A herniated disc occurs most often in the lumbar region (lower back) of the spine, particularly at the L4-L5 and L5-S1 (L=lumbar, S=sacral) levels, since this region supports most of the body's weight.

Lumbar Disc Herniation at L5-S1

Cauda Equina Syndrome
Near the first lumbar vertebra the spinal cord technically ends branching into a bundle of nerves. This bundle of nerves is similar to a horse's tail in appearance, and is therefore termed the cauda equina, it's meaning in Latin.

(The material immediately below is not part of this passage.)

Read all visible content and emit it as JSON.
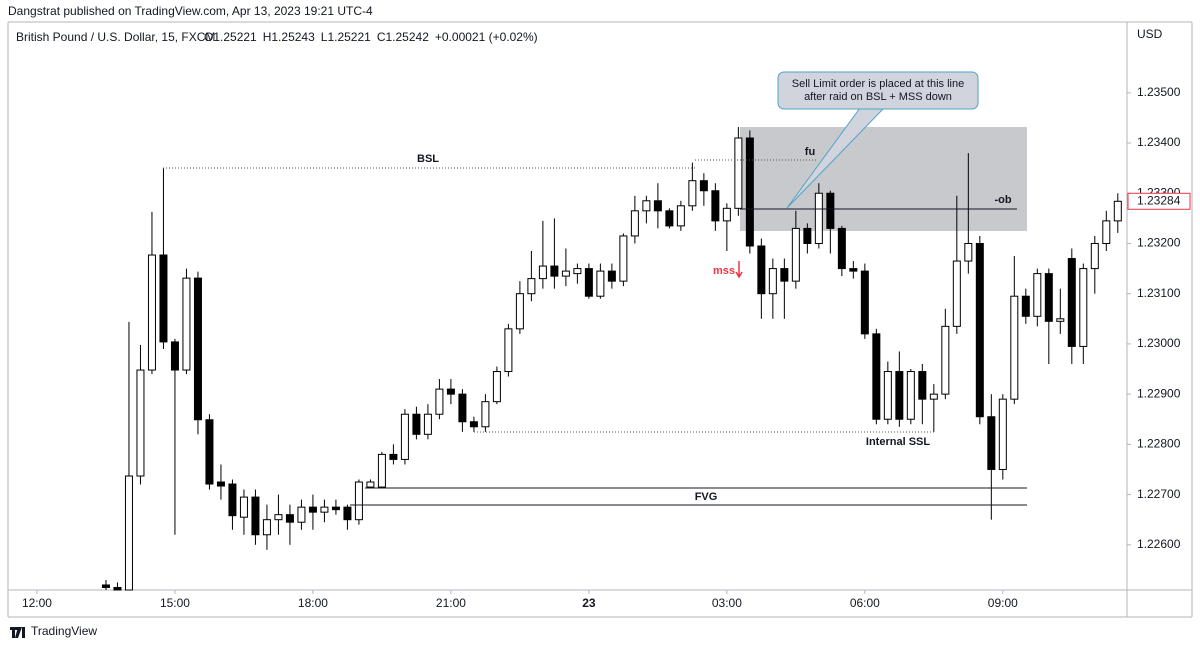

Cauda equina syndrome can be a serious complication of a central disc herniation. The word central indicates where the disc ruptures—that being into the spinal canal. A central disc herniation may compress nerves within the spinal canal. Symptoms may include bilateral leg pain, loss of sensation in the anus, paralysis of the bladder, and weakness of the anal sphincter. These types of symptoms require immediate medical attention.

Causes of Herniated Discs
Herniated discs usually develop gradually due to everyday wear and tear on the spine, and simply growing older. With aging, intervertebral discs are affected by degenerative changes in the body that cause discs to lose some elasticity and water content. Trauma (eg, fall) or lifting and twisting are examples of events that can cause a disc to suddenly herniate.

Herniated Disc Diagnosis
The diagnostic process includes the patient's medical history and thorough physical and neurological evaluation. Your spine is observed while standing and walking, as well as other movements to assess balance and range of motion. The doctor palplates (examines by touch) the spine and examines it for any abnormalities, such as spinal curvature. The neurological examination includes testing the reflexes, assessing any areas of weakness, and bilateral sensation. As part of the examination, the doctor focuses on the intensity an characteristics of the patient's pain and other symptoms.

Spinal imaging tests may be recommended, and the results can help confirm the diagnosis. An accurate diagnosis is essential to treatment planning. The doctor may order x-rays, CT scan, or MRI. CT scans and MRI utilize computer technology and provide detailed images of the spine.

Treatment for a Herniated Disc
Often, when a patient is referred to an orthopaedic spine surgeon or neurosurgeon, their first question is, "Will I need surgery?" Fortunately, only a small percentage of patients with a herniated disc need surgery.

There are many non-operative therapies that help reduce the pain and symptoms caused by disc herniation. The doctor may combine therapies for maximum benefit. Non-surgical treatment options include:

  • Non-steroidal anti-inflammation drugs (NSAIDs)
  • Short- or long-acting pain medication for the acute pain phase if needed
  • Muscle relaxants to help relieve muscle spasms
  • Physical therapy; passive treatments such as massage, ice/heat, TENS, and ultrasound
  • Active physical therapy for flexibility, range of motion, endurance, and core building
  • A home exercise plan
  • Activity modification
  • Information about ergonomics and injury prevention
  • Spinal injections

Most herniated discs respond well to non-surgical treatments and symptoms usually resolve within 4 to 6 weeks. However, if non-operative therapies are ineffective, neurological problems develop, or pain is severe and unrelenting, a spine surgery may be recommended.